Physics: Summer Prep!
I can't believe I haven't written since May! And it's JULY! I already mentioned a little bit in my previous post about how I go through all of my notes to myself in OneNote and make the corresponding changes during the summer. I have been making those changes for a few weeks now, mainly for my physics course (AP® is next!). I'm ALMOST done updating my packets, homework assignments, and quizzes. Check out some of the more significant changes I've been making below!
Update my homework cover page
In this past post, I shared my homework cover page that asks my students to reflect on the course skills they used to complete the homework and where they need to spend more time. I do this to help bring the skills into their vocabulary and to encourage them to be aware of their physics practice. These reflections are always AMAZING at the beginning of the year and then they just degrade over time. I also struggled to encourage thoughtful reflections since my homework rubric didn't actually reference the reflection! Basically, I couldn't officially "enforce" the reflection. I was really kicking myself for that one. Below is my updated homework cover page including new formatting of the reflection portion, my values as the header like in my packets, and an updated rubric at the bottom!

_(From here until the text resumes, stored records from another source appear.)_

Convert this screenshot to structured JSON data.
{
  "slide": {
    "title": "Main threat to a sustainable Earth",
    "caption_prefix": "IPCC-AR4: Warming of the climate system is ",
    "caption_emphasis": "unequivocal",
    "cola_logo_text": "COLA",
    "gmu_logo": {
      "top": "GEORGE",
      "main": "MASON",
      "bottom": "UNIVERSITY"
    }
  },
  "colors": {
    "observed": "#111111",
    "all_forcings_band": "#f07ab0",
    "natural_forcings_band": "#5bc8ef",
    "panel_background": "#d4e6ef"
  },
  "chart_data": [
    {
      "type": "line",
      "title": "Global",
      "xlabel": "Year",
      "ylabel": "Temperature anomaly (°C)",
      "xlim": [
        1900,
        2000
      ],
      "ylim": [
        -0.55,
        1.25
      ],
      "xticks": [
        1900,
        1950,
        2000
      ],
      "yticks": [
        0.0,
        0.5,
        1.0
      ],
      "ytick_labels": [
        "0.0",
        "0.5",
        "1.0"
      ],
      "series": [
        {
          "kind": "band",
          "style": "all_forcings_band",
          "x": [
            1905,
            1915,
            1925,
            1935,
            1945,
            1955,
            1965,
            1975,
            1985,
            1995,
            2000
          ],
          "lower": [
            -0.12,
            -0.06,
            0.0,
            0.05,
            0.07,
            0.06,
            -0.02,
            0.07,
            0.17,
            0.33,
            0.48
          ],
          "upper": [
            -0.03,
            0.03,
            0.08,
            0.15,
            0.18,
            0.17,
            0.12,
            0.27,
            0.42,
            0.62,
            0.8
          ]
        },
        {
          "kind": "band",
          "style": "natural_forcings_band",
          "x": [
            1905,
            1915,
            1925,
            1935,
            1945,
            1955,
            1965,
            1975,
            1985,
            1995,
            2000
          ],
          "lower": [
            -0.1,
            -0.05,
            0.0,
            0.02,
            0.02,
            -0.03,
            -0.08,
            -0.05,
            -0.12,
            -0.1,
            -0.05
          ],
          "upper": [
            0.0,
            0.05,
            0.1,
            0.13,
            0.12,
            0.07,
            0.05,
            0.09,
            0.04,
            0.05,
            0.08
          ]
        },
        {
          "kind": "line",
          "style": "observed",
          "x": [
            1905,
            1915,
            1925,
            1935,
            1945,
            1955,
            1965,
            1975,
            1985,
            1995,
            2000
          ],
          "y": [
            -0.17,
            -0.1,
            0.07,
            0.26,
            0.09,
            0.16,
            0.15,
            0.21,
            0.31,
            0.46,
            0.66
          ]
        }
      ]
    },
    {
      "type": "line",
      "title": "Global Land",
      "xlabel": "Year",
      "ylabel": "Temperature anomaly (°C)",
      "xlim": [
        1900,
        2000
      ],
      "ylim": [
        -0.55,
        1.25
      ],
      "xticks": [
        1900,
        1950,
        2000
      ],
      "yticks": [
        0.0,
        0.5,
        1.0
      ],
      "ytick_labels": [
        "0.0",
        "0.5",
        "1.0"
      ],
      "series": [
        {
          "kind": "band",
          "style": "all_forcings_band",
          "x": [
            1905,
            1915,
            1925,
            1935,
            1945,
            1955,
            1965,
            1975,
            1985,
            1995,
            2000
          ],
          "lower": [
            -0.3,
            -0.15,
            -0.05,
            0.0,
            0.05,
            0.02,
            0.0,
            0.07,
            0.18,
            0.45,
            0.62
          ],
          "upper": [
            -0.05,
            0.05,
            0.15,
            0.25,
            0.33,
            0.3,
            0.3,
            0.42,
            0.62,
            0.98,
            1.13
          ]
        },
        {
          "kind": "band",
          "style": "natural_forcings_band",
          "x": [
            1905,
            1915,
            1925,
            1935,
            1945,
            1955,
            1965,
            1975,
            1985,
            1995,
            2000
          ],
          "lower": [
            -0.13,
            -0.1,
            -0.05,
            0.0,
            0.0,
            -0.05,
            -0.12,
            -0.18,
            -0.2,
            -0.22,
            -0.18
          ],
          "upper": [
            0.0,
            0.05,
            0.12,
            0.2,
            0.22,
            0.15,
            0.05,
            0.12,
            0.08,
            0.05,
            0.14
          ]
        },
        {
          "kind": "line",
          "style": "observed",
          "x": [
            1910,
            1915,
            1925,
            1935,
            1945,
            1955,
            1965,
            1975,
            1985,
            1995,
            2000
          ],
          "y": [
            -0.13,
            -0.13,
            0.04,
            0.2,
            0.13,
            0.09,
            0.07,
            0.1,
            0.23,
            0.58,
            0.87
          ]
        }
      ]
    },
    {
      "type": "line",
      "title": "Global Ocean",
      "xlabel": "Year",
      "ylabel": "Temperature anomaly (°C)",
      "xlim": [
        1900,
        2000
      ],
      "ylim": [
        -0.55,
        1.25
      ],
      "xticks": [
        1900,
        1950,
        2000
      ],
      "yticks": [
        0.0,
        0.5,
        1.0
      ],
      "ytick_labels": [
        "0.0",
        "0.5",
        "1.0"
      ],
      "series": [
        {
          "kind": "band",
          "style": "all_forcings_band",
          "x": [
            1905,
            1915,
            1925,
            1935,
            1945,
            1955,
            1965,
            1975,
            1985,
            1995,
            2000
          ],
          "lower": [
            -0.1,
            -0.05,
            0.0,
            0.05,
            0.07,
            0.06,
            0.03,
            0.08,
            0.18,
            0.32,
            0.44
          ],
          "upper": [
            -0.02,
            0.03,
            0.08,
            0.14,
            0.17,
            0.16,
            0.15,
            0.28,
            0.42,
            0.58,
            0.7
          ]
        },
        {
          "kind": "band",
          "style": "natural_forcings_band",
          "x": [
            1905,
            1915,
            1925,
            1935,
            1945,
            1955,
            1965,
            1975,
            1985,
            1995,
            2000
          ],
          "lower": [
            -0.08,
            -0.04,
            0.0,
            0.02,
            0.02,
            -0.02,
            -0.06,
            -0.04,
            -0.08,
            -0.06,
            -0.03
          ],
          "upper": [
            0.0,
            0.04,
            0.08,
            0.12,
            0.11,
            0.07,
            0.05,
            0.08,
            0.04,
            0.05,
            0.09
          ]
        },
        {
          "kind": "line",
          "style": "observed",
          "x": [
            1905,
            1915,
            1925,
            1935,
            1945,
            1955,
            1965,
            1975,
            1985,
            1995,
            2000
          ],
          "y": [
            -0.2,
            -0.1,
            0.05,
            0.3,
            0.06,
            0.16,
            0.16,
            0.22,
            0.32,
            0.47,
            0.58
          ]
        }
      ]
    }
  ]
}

I'm super excited to see how this update impacts the resulting reflections and their comfort with our course skills!
Shift to qualitative lab investigations
This year, I was incredibly frustrated with some of my lab activities. My physics students are not crazy comfortable with math (many times even in the most basic sense) and yet some of our explorations require linking physical phenomena to mathematical relationships. Honestly, usually this relationship is linear so I often have trouble seeing where the challenge is coming in. Further, this isn't the first year I have found this to be the case. I feel like I have to drag the students through quantitative relationships during labs, and if I'm doing all of the work, what are they getting out of it? After a few years of consistently trying to rework and rewrite these investigations, I'm going to try to focus more on qualitative experiments. I want to emphasize narrative results and encourage my students to think about how one change impacts a system, whether this change matches their developing intuition, and what this change could mean for other systems. I'm hoping this approach will free my students from the stress and anxiety the numbers cause and allow them to relax into observation and analysis.
Below is an example of a 2nd law lab I have completely rewritten for qualitative analysis only. I'll see how the kiddos respond.
New momentum chart
I have been using IFF charts for the last few years to model momentum transfer. I find these charts to be incredibly intuitive and useful, but my kids really don't. Some of the issues include:
- the center chart looks like a bar chart, but it isn't. It's a graph. This fact never really translated to the kids.
- the area of the center chart throws the kids off when they compare it to the first and third chart.
- the kids dive into making this chart without fully digesting the scenario (like considering which way is +, what is your system, which way is each object moving...)
- the kids forget that momentum is the area of the first and last bar chart.
I have tried to emphasize the key elements of the IFF charts, modeling them briefly and then providing thorough, slow practice to start, requiring the digestion of every aspect of the process. It hasn't helped. In energy, the LOL charts click with the kids almost instantaneously. Not these. I NEED a new chart. I did some internet browsing and was intrigued by the SOS chart. Then after weeks of sketching out some options, I came up with the BDA chart (B = Before, D = During, and A = After).
With this chart, I am striving to encourage the thorough digestion of the scenario with a more deliberate understanding of how momentum is determined. I don't want my students to just take an area because that seems like a good idea. I want them to know that momentum is determined by taking the product of mass and velocity. Further, I really like that they need to state the system as part of the chart. I enjoy this so much in the LOL that I wanted it with momentum too. I also really like having the modified FBD (free body diagram) in the chart to hopefully make the question of whether the system is isolated or not more transparent. I have NO idea if this chart will be better or worse. I'm actually rather nervous it will bomb. I'll let you know how it works out :)
Update my "online grading system"
In this past post, I wrote in detail about my student tracker sheets (summary of a student's skill scores which are shared with each individual student) which are linked to my gradebook. This year, I'm going to have the student tracker sheets link to my gradebook even more completely. I'm striving to have ALL of the student scores for each skill automatically populate in the student's individual trackers the moment they are entered into my gradebook. This required quite a lot of programming in Google Sheets, but I THINK everything is in working order. Here is the updated tracker sheet.
All of the scores you see filled in are from my own gradebook. I used to only provide students with their overall grade. Now they can see everything! The only area on the sheet my students can edit is the reassess section in which they can type hypothetical scores to see how their overall average would change with a reassessment. I'm also really nervous about how this is going to go as programming is certainly not my area of expertise. But I've already made all of the templates for next year's students and things are running smoothly so far!!
I think this is a pretty good overview of what I've been doing. As I move into my AP® work for the summer, I will write again!